I didn’t ask to be abused and there is nothing I can do to go back and change it. Much like the victim of sexual assault in Judges 19, I had no voice. For years, I lived like a victim. But now I am a man with a voice and a new perspective. I allowed my abuse and brokenness to be a cause and excuse for further addiction for too long, but I am not that guy any more.
I have grieved my mistakes, sought wise counsel, intense therapy, and I will never be that same broken man again.
I am learning that there are two battles in life: the first is a breaking free and the second is a staying free. The first battle is strictly spiritual: a matter of being born again. The second battle is also spiritual, but without practical steps along the way, it’s a losing fight.
Recovery from childhood sexual abuse and addiction is a long and often difficult journey, but my desire to remain free means I must have clear boundaries and be honest about my struggles.

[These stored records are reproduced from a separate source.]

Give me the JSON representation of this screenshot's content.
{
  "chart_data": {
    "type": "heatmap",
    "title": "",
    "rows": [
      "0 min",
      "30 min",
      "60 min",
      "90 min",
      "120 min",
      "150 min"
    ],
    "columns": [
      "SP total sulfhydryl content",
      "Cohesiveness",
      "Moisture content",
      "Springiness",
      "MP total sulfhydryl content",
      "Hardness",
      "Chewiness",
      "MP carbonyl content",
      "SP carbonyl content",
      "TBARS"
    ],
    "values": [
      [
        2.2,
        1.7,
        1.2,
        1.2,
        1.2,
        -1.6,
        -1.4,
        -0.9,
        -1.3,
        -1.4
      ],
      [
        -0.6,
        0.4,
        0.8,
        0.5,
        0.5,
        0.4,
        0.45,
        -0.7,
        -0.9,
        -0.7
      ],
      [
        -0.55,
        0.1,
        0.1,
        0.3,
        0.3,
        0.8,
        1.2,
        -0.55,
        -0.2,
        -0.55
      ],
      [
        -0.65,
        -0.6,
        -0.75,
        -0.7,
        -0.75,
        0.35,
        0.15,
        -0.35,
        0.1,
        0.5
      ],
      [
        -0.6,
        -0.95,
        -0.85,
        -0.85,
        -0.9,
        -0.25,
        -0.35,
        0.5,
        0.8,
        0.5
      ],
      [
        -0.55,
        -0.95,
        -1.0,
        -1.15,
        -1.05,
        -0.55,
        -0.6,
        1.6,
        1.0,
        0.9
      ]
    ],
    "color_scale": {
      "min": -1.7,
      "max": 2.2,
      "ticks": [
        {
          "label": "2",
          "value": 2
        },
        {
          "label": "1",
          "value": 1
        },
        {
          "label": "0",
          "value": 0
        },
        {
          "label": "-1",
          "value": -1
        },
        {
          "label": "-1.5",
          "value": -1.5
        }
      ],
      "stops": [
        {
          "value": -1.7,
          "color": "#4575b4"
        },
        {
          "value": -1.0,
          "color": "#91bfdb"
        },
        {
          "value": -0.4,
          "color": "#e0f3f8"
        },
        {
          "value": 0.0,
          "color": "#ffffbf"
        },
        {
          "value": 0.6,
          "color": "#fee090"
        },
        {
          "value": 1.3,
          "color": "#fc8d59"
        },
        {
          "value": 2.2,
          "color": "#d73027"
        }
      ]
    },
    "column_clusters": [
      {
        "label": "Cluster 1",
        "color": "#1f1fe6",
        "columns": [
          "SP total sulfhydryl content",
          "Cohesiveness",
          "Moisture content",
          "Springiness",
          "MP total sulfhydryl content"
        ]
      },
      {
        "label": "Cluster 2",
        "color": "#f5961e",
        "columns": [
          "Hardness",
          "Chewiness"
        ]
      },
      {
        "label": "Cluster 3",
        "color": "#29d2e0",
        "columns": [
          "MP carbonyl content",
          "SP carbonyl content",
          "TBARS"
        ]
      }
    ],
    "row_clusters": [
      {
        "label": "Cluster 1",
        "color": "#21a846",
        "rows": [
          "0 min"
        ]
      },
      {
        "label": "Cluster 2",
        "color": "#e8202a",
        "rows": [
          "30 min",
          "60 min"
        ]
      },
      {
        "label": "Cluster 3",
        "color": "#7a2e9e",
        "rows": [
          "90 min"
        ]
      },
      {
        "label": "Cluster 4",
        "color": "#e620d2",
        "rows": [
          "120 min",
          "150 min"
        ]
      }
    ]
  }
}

For so many years, I got it all wrong: I thought that I had to win a battle right now and for good. I was wrong. I am going to fight whatever battle lies immediately before me, today, in this moment. The partial truth is that there will be new struggles tomorrow, but the rest of the story is that tomorrow will come with new strength. God meets me there, in the midst of my vulnerability and says, “I am strongest when you are willing to admit your weakness”.
I finally realized I have been given grace that I didn’t deserve. No more performing for others. Now, I am learning the freedom that comes from being real before a God who loves me as I am. I don’t have to “fake it to make it” anymore.
Setting aside the mask of religion and regulations, I am now free to love others. I am Steve Austin: molested, addicted, and forgiven. By God’s grace, I’m learning even to love myself.